Causal-driven attribution (CDA): Estimating channel influence without user-level data
Georgios Filippou, Boi Mai Quach, Diana Lenghel, Arthur White, Ashish Kumar Jha
TL;DR
The paper tackles the privacy-driven challenge of marketing attribution by introducing Causal-driven Attribution (CDA), a framework that operates on aggregated impression-level time series. CDA couples PCMCI-based temporal causal discovery with a Structural Causal Model for estimating direct and indirect channel effects, enabling causal attributions without user-level data. Through extensive synthetic-data experiments, CDA demonstrates accurate causal graph recovery (especially with the true graph) and meaningful, rank-preserving causal effect estimates even when the graph is learned rather than known, while highlighting robustness to structural uncertainty and sensitivity to deeper causal graphs. The approach offers a scalable, privacy-preserving alternative to path-based models and provides practical insights for budget allocation and cross-channel strategy in modern, privacy-conscious advertising environments.
Abstract
Attribution modelling lies at the heart of marketing effectiveness, yet most existing approaches depend on user-level path data, which are increasingly inaccessible due to privacy regulations and platform restrictions. This paper introduces a Causal-Driven Attribution (CDA) framework that infers channel influence using only aggregated impression-level data, avoiding any reliance on user identifiers or click-path tracking.
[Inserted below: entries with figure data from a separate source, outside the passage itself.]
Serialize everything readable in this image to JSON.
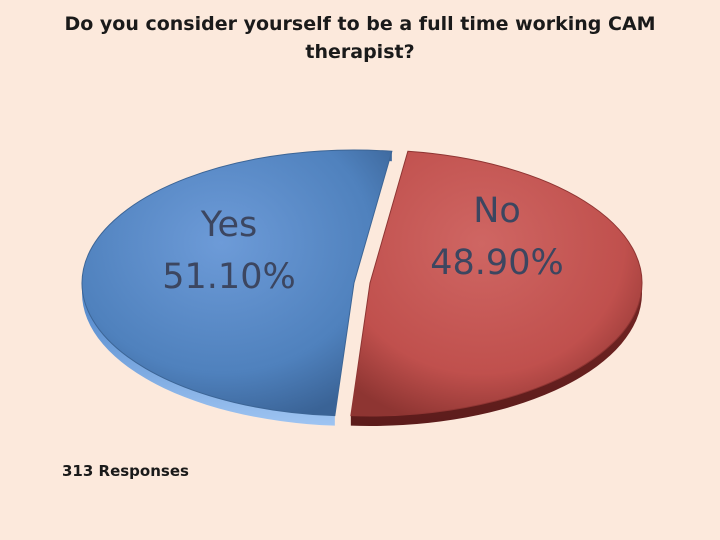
{
  "chart_data": {
    "type": "pie",
    "title": "Do you consider yourself to be a full time working CAM therapist?",
    "categories": [
      "Yes",
      "No"
    ],
    "values": [
      51.1,
      48.9
    ],
    "value_labels": [
      "51.10%",
      "48.90%"
    ],
    "colors": [
      "#4f81bd",
      "#c0504d"
    ],
    "legend": "none",
    "note": "313 Responses"
  }
}
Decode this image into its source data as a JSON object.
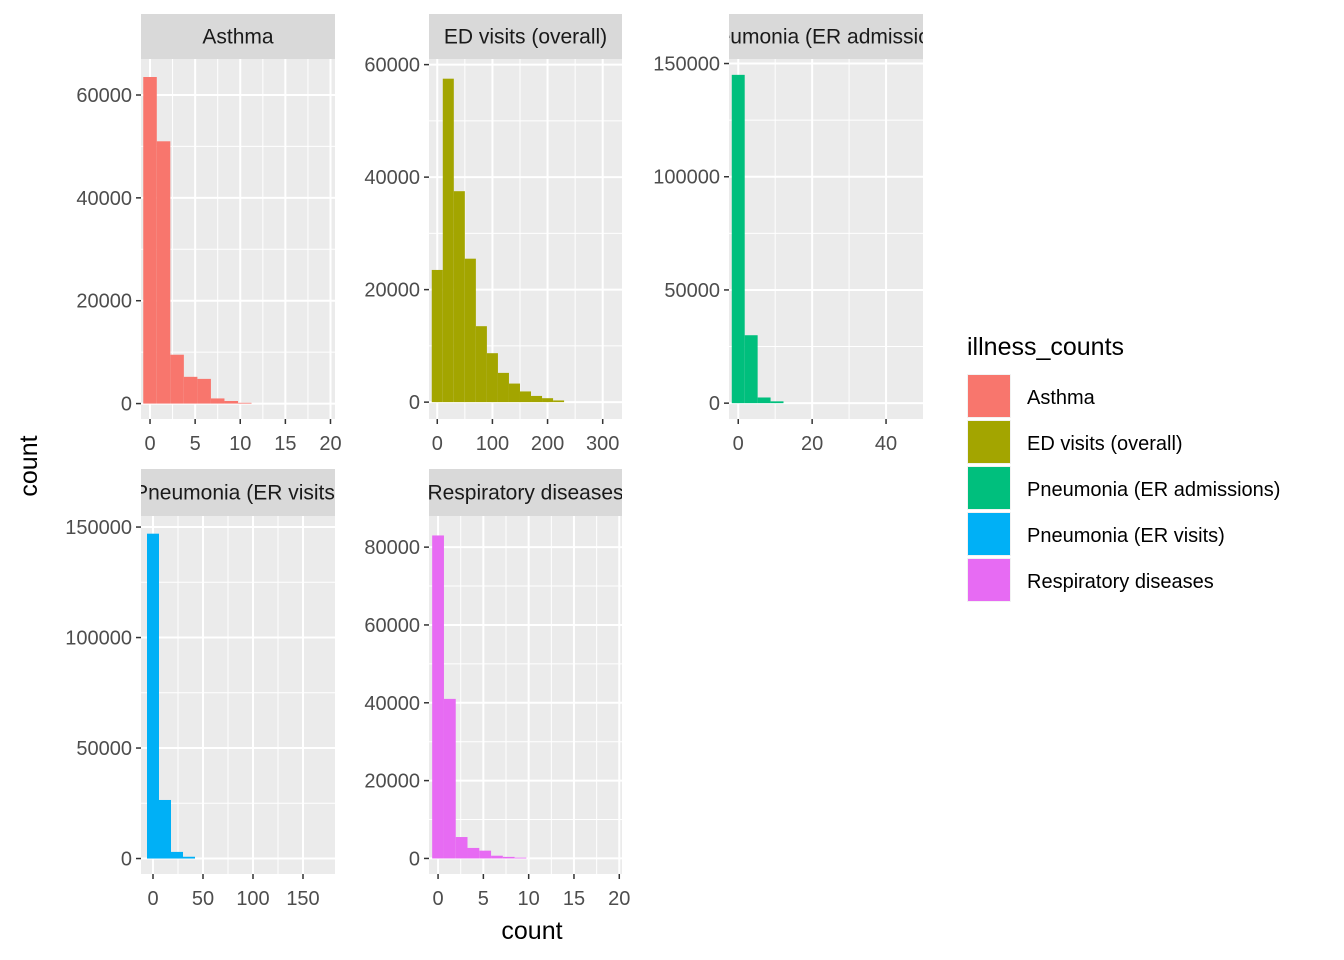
{
  "figure": {
    "xlabel": "count",
    "ylabel": "count"
  },
  "legend": {
    "title": "illness_counts",
    "items": [
      {
        "label": "Asthma",
        "color": "#F8766D"
      },
      {
        "label": "ED visits (overall)",
        "color": "#A3A500"
      },
      {
        "label": "Pneumonia (ER admissions)",
        "color": "#00BF7D"
      },
      {
        "label": "Pneumonia (ER visits)",
        "color": "#00B0F6"
      },
      {
        "label": "Respiratory diseases",
        "color": "#E76BF3"
      }
    ]
  },
  "colors": {
    "panel_background": "#EBEBEB",
    "strip_background": "#D9D9D9",
    "grid_major": "#FFFFFF"
  },
  "chart_data": [
    {
      "type": "bar",
      "title": "Asthma",
      "xlim": [
        -1,
        20.5
      ],
      "ylim": [
        -3000,
        67000
      ],
      "xticks": [
        0,
        5,
        10,
        15,
        20
      ],
      "yticks": [
        0,
        20000,
        40000,
        60000
      ],
      "bin_width": 1.5,
      "bins": [
        {
          "x": 0,
          "y": 63500
        },
        {
          "x": 1.5,
          "y": 51000
        },
        {
          "x": 3,
          "y": 9500
        },
        {
          "x": 4.5,
          "y": 5200
        },
        {
          "x": 6,
          "y": 4800
        },
        {
          "x": 7.5,
          "y": 1000
        },
        {
          "x": 9,
          "y": 500
        },
        {
          "x": 10.5,
          "y": 150
        }
      ]
    },
    {
      "type": "bar",
      "title": "ED visits (overall)",
      "xlim": [
        -15,
        335
      ],
      "ylim": [
        -3000,
        61000
      ],
      "xticks": [
        0,
        100,
        200,
        300
      ],
      "yticks": [
        0,
        20000,
        40000,
        60000
      ],
      "bin_width": 20,
      "bins": [
        {
          "x": 0,
          "y": 23500
        },
        {
          "x": 20,
          "y": 57500
        },
        {
          "x": 40,
          "y": 37500
        },
        {
          "x": 60,
          "y": 25500
        },
        {
          "x": 80,
          "y": 13500
        },
        {
          "x": 100,
          "y": 8700
        },
        {
          "x": 120,
          "y": 5200
        },
        {
          "x": 140,
          "y": 3300
        },
        {
          "x": 160,
          "y": 1900
        },
        {
          "x": 180,
          "y": 1100
        },
        {
          "x": 200,
          "y": 700
        },
        {
          "x": 220,
          "y": 300
        }
      ]
    },
    {
      "type": "bar",
      "title": "Pneumonia (ER admissions)",
      "xlim": [
        -2.5,
        50
      ],
      "ylim": [
        -7000,
        152000
      ],
      "xticks": [
        0,
        20,
        40
      ],
      "yticks": [
        0,
        50000,
        100000,
        150000
      ],
      "bin_width": 3.5,
      "bins": [
        {
          "x": 0,
          "y": 145000
        },
        {
          "x": 3.5,
          "y": 30000
        },
        {
          "x": 7,
          "y": 2500
        },
        {
          "x": 10.5,
          "y": 800
        }
      ]
    },
    {
      "type": "bar",
      "title": "Pneumonia (ER visits)",
      "xlim": [
        -12,
        182
      ],
      "ylim": [
        -7000,
        155000
      ],
      "xticks": [
        0,
        50,
        100,
        150
      ],
      "yticks": [
        0,
        50000,
        100000,
        150000
      ],
      "bin_width": 12,
      "bins": [
        {
          "x": 0,
          "y": 147000
        },
        {
          "x": 12,
          "y": 26500
        },
        {
          "x": 24,
          "y": 3000
        },
        {
          "x": 36,
          "y": 800
        }
      ]
    },
    {
      "type": "bar",
      "title": "Respiratory diseases",
      "xlim": [
        -1,
        20.3
      ],
      "ylim": [
        -4000,
        88000
      ],
      "xticks": [
        0,
        5,
        10,
        15,
        20
      ],
      "yticks": [
        0,
        20000,
        40000,
        60000,
        80000
      ],
      "bin_width": 1.3,
      "bins": [
        {
          "x": 0,
          "y": 83000
        },
        {
          "x": 1.3,
          "y": 41000
        },
        {
          "x": 2.6,
          "y": 5500
        },
        {
          "x": 3.9,
          "y": 2700
        },
        {
          "x": 5.2,
          "y": 2000
        },
        {
          "x": 6.5,
          "y": 700
        },
        {
          "x": 7.8,
          "y": 400
        },
        {
          "x": 9.1,
          "y": 200
        }
      ]
    }
  ]
}
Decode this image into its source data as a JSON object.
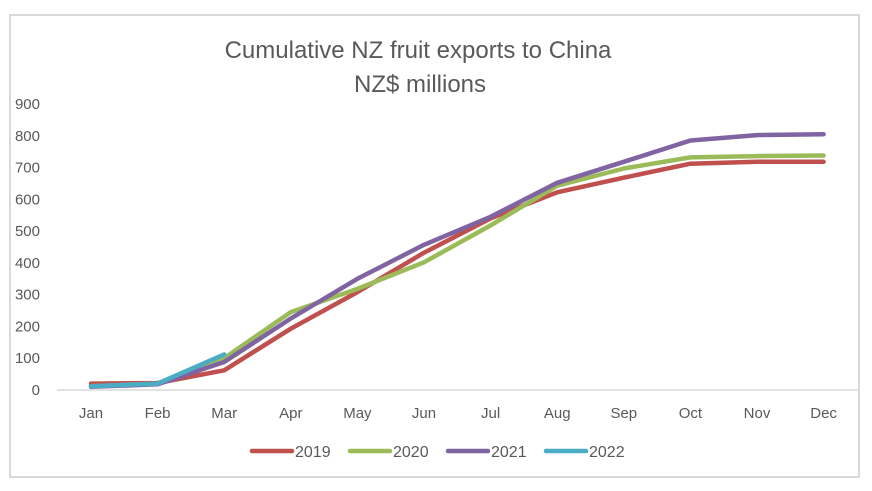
{
  "chart_data": {
    "type": "line",
    "title": "Cumulative NZ fruit exports to China",
    "subtitle": "NZ$ millions",
    "xlabel": "",
    "ylabel": "",
    "categories": [
      "Jan",
      "Feb",
      "Mar",
      "Apr",
      "May",
      "Jun",
      "Jul",
      "Aug",
      "Sep",
      "Oct",
      "Nov",
      "Dec"
    ],
    "yticks": [
      0,
      100,
      200,
      300,
      400,
      500,
      600,
      700,
      800,
      900
    ],
    "ylim": [
      0,
      900
    ],
    "grid": false,
    "legend_position": "bottom",
    "series": [
      {
        "name": "2019",
        "color": "#c0504d",
        "values": [
          20,
          22,
          62,
          193,
          308,
          432,
          540,
          622,
          668,
          712,
          718,
          718
        ]
      },
      {
        "name": "2020",
        "color": "#9bbb59",
        "values": [
          12,
          20,
          100,
          245,
          318,
          402,
          518,
          643,
          697,
          732,
          736,
          738
        ]
      },
      {
        "name": "2021",
        "color": "#8064a2",
        "values": [
          10,
          18,
          88,
          225,
          350,
          457,
          545,
          652,
          718,
          785,
          802,
          805
        ]
      },
      {
        "name": "2022",
        "color": "#4bacc6",
        "values": [
          12,
          20,
          112
        ]
      }
    ]
  }
}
CDA integrates temporal causal discovery (using PCMCI) with causal effect estimation via a Structural Causal Model to recover directional channel relationships and quantify their contributions to conversions. Using large-scale synthetic data designed to replicate real marketing dynamics, we show that CDA achieves an average relative RMSE of 9.50% when given the true causal graph, and 24.23% when using the predicted graph, demonstrating strong accuracy under correct structure and meaningful signal recovery even under structural uncertainty. CDA captures cross-channel interdependencies while providing interpretable, privacy-preserving attribution insights, offering a scalable and future-proof alternative to traditional path-based models.